Los bolos, se usa madera de avellano o abedul y son un total de 9. Tienen una base de metal que permite armarlos con facilidad en las bases de la caja. Se conoce con el nombre de argolla.

El emboque, es como un bolo de pequeño tamaño que se coloca a uno de los lados de la caja. Sólo se usa cuando se realiza el lanzamiento desde el tiro y tiene mayor puntuación.

Las bolas, son esféricas y de madera de encina. El diámetro va entre 12cm a 18cm. En su interior pueden llevar un peso metálico para regular su peso.

DESARROLLO DEL JUEGO:

Se juega por equipos. En primer lugar se hace un lanzamiento desde el tiro y la puntuación dependerá si es juego libre o juego competición. Una vez que se lanzan las bolas, éstas quedan en el birle, lugar desde el cual se hace el segundo lanzamiento.

 

En el entorno de bolera también podemos contemplar buenos ejemplos de Casas llanas renacentistas y casas campesinas de dos plantas con solana, o con “pajareta” o protosolana, como la que veremos a continuación.

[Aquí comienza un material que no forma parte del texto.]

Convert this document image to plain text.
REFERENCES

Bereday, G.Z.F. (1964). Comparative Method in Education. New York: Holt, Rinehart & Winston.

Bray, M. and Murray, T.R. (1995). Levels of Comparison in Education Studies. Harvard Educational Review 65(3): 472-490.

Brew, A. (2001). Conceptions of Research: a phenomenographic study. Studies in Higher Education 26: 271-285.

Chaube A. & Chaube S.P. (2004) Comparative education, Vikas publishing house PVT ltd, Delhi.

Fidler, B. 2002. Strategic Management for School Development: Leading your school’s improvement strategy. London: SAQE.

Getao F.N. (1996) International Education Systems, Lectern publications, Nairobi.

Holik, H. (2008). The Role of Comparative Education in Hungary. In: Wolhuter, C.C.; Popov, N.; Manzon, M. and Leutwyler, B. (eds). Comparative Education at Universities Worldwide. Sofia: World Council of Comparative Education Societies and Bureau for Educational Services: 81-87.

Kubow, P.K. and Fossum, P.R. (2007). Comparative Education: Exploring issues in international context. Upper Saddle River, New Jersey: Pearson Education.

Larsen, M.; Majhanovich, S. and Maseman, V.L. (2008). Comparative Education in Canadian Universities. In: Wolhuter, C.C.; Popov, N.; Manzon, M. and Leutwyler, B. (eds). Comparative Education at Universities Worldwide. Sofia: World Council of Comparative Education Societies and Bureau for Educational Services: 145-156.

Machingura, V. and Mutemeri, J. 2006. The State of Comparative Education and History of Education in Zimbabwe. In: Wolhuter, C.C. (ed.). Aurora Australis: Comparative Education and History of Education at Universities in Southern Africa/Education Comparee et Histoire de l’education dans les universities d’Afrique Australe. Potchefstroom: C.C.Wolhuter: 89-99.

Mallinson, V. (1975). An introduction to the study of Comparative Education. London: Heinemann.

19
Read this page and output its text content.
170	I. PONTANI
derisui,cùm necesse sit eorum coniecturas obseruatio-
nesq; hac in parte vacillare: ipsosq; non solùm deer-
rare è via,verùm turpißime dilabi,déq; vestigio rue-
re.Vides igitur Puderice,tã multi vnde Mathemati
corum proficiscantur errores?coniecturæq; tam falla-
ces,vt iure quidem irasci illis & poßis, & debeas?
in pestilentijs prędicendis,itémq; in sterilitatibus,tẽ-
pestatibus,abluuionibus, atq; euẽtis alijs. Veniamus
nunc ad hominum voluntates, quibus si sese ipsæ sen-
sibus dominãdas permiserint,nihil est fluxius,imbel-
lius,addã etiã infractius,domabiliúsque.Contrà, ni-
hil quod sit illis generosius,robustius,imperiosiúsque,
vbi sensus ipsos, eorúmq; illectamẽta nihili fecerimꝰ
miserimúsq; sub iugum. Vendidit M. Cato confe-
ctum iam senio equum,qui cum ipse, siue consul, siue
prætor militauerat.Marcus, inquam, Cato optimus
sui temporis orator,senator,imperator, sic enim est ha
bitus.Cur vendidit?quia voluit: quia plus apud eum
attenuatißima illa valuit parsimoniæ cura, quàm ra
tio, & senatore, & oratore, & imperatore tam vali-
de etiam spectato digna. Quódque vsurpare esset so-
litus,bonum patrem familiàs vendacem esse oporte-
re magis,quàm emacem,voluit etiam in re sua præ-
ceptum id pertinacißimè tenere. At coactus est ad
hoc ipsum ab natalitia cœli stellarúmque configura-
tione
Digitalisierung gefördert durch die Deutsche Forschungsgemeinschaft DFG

La Casa llana renacentista del siglo XVI es el tipo de casa más antiguo conservado en el Valle. Son edificios de piedra, muy sencillos, de planta rectangular y tejado a dos aguas que se prolonga para configurar el soportal. En el caso de las construcciones más antiguas es fácil distinguir un arco de medio punto, o apuntado, sobre la puerta de acceso. Con las nuevas necesidades sociales y económicas que surgen durante el siglo XVI y sobretodo en el XVII, la casa llana aumenta su altura para dar mayor capacidad de almacenaje al pajar, surgiendo así la denominada casa de «pajareta» o con protosolana.

 

Casa de la Calle Terente

Esta vivienda es un ejemplo de transición entre la casa llana y la casa de dos plantas con solana. Si nos situamos en la fachada orientada al Sur, en el soportal del piso bajo se puede entrever, al fondo, una pequeña ventana de sillería y una puerta adintelada con grandes sillares, que sería el acceso a la casa llana. Esta es la parte más antigua de la casa, la construcción original. Posteriormente se cerró el soportal y la casa se elevó, pero sin dotarla de una altura excesiva, ya que la solana no tiene mucha altura, casi es una protosolana, o casa de pajareta.

Otros elementos interesantes del edificio los encontramos en las fachadas laterales. El muro lateral derecho ha sufrido modificaciones pero destacan dos curiosas piedras fregaderas y una pequeña ventana enmarcada en un lienzo de sillería. El muro lateral izquierdo tiene la típica cornisa moldurada y dos ventanas con grabados religiosos.

Mies de Ucieda

Regresamos al Barrio de Abajo por un camino asfaltado que atraviesa lo que por el Valle del Saja se llama «mies»: extensión de prados contigüos a los pueblos que en la antigüedad eran tierras de cultivo de cereal. En el caso de Ucieda, al igual que en otros muchos pueblos del valle, gran parte de la mies aún se destina al cultivo del maíz.

Este cereal procedente de América fue introducido en Europa en el siglo XVII y encontró en nuestra región una tierra excelente para su desarrollo. La solana, el elemento más típico la casa montañesa, surge como respuesta a la necesidad de un espacio soleado en el que secar este cereal.

Flanqueados por los montes de Ucieda y el río Bayones, y danto vista de frente a la Sierra del Escudo de Cabuérniga, continuamos por la mies, entre prados y maizales, hasta enlazar, ya en el Barrio de Abajo, con el Palacio de Quirós.

La Sierra del Escudo de Cabuérniga es una alineación montañosa de dirección Este-Oeste, que recorre parte de la geografía de Cantabria haciendo de barrera natural entre La Marina y La Montaña. Esta formación en geología se denomina cabalgamiento o falla cabalgante.

Debido a los movimientos tectónicos, se produce una rotura de la corteza de la tierra y una de las partes “cabalga” sobre la otra de forma inversa (falla inversa). Esto es lo que explica que los materiales más antiguos estén sobre los más modernos.